The current ratio compares current assets with current liabilities:
Current ratio = Current assets / Current liabilities
This ratio indicates how well a company can cover its short-term liabilities with its short- term funds. Short-term funds include: Cash, accounts receivables and inventories. The higher the current ratio, the more funds the company has available to cover its expenses.
The quick ratio is a variation of the current ratio. It indicates how well the company can meet its short-term liabilities if it uses only its most liquid funds, i.e. only cash and cash equivalents. Inventories are therefore not taken into account in the calculation.
Quick ratio = (Cash & cash equivalents + marketable securities + accounts receivables) / Current liabilities
Marketable securities are, for example, shares or other securities that can be sold quickly.
Liquidity occurs in many contexts and plays an important role not only in the financial management of a company. Therefore, we have compiled some examples of where liquidity often appears and what it means in the respective context.
When we talk about liquidity in accounting, we mean how easy it is for a company to meet its financial obligations. If a company has a high level of liquidity, it can pay its invoices on time and in the correct amount, and the risk that it will run into payment difficulties is low.
If, on the other hand, the company has low liquidity, it may have problems paying its bills on time. Such a liquidity bottleneck is feared by financial managers because it leads to insolvency if it persists for a long time.
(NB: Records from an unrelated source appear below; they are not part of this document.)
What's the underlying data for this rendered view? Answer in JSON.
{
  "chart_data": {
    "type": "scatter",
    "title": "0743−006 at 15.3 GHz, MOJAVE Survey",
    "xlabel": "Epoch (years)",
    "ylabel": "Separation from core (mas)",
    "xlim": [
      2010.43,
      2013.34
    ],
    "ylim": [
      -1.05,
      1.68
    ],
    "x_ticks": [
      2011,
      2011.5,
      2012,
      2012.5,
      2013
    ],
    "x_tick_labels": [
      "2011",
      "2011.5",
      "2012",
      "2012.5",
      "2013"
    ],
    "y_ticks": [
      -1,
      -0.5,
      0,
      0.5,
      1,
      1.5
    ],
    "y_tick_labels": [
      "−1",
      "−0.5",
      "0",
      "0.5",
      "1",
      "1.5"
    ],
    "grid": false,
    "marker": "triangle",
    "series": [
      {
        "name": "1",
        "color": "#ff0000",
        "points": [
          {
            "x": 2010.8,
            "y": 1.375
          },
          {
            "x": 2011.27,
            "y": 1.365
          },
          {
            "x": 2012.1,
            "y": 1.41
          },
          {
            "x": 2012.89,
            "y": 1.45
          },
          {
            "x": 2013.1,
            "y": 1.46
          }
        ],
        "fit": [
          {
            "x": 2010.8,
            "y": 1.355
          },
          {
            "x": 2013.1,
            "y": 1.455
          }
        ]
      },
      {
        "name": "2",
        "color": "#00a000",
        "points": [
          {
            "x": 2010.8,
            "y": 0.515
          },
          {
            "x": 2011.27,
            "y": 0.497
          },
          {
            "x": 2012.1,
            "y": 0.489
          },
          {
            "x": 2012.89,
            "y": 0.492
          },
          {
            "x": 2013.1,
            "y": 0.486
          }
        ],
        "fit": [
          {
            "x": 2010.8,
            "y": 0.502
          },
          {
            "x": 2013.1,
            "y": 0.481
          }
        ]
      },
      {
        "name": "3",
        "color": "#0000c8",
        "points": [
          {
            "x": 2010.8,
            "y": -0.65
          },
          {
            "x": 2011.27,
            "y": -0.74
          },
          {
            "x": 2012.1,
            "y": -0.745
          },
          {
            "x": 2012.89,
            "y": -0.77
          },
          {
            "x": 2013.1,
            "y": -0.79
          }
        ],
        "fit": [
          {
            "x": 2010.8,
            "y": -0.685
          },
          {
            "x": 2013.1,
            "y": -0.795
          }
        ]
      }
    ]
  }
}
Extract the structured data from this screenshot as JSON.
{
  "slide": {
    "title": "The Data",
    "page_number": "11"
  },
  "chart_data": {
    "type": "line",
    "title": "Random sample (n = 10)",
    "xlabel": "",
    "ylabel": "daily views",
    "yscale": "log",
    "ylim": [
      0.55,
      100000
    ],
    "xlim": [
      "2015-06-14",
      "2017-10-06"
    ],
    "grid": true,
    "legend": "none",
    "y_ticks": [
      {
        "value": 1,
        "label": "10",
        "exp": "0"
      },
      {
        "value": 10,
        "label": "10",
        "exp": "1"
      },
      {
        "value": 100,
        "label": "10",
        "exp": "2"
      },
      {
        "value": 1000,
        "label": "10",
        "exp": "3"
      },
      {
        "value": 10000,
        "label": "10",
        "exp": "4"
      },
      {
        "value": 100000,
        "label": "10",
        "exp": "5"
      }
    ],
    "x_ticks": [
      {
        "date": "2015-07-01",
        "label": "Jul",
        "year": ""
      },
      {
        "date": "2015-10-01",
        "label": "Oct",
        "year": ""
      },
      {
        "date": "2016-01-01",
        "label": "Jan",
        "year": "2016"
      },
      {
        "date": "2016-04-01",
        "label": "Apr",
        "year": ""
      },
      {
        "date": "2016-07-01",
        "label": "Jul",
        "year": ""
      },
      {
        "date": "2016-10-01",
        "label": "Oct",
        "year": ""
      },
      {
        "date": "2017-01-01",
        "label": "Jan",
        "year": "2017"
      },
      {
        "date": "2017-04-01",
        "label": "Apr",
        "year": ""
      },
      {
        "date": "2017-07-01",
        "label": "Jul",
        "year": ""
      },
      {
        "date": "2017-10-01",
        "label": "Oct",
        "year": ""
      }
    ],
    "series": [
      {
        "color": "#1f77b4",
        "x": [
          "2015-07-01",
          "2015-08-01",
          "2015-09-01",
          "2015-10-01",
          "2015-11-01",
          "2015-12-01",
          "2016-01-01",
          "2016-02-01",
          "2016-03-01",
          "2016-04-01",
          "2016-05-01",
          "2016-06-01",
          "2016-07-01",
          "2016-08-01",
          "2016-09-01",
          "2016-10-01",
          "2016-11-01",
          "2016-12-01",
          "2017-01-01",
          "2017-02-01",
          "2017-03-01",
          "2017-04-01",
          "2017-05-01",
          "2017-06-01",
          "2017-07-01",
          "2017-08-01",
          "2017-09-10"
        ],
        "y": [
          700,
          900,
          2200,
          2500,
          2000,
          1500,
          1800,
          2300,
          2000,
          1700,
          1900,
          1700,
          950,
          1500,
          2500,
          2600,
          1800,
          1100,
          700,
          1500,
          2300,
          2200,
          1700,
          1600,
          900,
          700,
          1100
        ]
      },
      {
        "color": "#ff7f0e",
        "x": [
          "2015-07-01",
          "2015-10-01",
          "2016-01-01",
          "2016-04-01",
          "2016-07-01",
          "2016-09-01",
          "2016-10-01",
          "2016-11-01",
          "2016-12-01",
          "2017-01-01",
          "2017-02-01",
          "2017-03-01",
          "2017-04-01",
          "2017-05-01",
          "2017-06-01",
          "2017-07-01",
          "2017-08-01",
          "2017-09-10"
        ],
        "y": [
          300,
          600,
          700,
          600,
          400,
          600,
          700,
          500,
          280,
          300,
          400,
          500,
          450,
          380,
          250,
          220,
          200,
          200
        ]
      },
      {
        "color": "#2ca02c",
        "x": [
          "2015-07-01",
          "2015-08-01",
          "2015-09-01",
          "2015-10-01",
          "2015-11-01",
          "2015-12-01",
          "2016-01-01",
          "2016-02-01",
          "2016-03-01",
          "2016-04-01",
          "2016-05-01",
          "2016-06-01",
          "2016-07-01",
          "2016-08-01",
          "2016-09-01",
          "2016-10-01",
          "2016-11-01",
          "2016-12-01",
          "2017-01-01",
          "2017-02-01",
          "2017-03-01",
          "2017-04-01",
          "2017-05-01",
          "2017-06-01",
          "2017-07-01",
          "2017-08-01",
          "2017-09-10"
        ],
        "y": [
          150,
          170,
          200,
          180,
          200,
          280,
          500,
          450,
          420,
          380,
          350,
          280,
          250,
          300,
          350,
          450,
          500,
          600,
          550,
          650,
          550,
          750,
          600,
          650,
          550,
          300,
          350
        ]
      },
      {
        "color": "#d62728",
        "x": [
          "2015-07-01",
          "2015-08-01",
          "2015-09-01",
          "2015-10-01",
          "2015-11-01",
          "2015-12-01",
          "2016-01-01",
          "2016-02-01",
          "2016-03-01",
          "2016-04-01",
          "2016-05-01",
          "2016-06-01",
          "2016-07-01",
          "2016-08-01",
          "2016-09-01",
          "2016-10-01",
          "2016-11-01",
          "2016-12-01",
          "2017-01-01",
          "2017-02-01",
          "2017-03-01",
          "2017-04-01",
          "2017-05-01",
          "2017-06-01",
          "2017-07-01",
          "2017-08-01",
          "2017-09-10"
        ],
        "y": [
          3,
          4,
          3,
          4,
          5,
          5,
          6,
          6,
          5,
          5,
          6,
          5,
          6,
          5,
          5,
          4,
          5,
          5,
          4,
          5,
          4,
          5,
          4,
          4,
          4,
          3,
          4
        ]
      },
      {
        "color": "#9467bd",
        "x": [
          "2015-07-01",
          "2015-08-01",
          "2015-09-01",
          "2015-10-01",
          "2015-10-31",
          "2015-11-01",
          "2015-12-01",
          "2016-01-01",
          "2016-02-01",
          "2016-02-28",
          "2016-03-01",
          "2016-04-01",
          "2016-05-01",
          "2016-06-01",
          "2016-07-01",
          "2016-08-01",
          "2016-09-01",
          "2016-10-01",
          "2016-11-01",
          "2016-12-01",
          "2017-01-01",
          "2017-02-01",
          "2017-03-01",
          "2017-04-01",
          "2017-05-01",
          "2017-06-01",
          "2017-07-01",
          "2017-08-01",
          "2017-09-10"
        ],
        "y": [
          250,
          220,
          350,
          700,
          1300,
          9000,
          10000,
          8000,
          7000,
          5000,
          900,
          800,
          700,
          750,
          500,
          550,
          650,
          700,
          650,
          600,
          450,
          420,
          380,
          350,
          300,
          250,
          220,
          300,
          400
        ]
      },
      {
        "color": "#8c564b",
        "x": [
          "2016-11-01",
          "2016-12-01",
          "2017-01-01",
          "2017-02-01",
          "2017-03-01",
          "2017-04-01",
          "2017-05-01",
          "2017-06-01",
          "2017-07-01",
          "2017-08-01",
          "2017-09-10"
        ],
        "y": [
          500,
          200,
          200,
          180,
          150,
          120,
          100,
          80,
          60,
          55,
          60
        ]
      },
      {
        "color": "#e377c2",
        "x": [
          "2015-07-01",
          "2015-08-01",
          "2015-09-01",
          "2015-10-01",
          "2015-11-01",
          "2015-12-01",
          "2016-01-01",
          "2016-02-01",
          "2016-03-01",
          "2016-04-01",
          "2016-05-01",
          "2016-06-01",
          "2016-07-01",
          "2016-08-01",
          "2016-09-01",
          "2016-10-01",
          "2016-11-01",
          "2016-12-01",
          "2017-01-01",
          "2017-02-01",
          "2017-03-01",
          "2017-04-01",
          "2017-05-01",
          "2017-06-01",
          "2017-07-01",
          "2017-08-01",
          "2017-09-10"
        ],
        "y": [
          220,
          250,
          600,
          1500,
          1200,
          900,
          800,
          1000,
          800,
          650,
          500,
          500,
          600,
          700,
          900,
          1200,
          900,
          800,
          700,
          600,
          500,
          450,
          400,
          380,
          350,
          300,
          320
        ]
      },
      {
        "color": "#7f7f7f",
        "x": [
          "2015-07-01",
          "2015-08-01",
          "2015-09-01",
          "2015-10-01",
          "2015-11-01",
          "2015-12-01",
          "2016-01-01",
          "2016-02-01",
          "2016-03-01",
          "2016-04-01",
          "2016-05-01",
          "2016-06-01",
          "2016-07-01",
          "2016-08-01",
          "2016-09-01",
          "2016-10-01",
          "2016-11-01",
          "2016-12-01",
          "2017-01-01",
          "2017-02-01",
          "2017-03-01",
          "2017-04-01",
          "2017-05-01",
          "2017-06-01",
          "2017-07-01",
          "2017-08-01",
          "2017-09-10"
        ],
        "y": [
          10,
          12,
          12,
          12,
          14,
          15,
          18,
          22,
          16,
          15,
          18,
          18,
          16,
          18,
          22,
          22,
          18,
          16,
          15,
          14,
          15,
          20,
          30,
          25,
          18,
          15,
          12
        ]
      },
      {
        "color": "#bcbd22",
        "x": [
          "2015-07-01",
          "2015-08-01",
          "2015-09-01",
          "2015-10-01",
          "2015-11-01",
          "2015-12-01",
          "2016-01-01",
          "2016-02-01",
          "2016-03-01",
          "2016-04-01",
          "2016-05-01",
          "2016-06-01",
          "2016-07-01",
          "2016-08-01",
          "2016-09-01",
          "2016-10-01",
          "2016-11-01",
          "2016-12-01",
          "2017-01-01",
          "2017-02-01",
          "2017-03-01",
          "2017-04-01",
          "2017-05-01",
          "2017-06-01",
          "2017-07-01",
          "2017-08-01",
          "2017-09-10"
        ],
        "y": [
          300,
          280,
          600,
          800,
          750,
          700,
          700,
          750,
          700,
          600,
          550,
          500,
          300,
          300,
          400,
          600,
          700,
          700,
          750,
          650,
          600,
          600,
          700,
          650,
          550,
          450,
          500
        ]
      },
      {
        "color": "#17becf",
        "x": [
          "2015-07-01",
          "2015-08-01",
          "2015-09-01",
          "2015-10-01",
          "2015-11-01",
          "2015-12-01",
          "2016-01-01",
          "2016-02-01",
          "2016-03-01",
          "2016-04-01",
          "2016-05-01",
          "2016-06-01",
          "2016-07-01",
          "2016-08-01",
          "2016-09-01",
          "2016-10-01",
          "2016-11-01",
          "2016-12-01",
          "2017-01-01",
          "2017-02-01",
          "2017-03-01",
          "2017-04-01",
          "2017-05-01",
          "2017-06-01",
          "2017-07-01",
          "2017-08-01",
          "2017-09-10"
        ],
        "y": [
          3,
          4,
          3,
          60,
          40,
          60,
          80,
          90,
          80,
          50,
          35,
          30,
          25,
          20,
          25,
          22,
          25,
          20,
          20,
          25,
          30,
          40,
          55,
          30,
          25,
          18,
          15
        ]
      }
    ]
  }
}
When trading on the stock exchange, the liquidity of shares or other stock exchange products describes how quickly they can be sold. If a share has a high liquidity, it can be sold quickly without the sale having a major impact on the share price.
Shares with low liquidity are more difficult to sell and can become a minus transaction for the seller because he cannot sell them at the desired time.
In this context, the liquidity risk also plays an important role. The higher the risk, the more difficult it is to sell an exchange product at the desired time. This is especially the case with assets for which penalties are due if they are sold prematurely, e.g. certificates of deposit (CDs).
Just as for companies, liquidity is also of central importance for banks. A bank's liquidity indicates how much cash it has to finance its day-to-day business.
In addition to the cash and accounts they manage for their customers, banks' liquid assets also include central bank reserves and investments in safe investment products, e.g. government bonds.
Liquidity is therefore different from a bank's capital. The latter shows how many funds are available to compensate for losses. Capital is therefore the difference between assets and liabilities.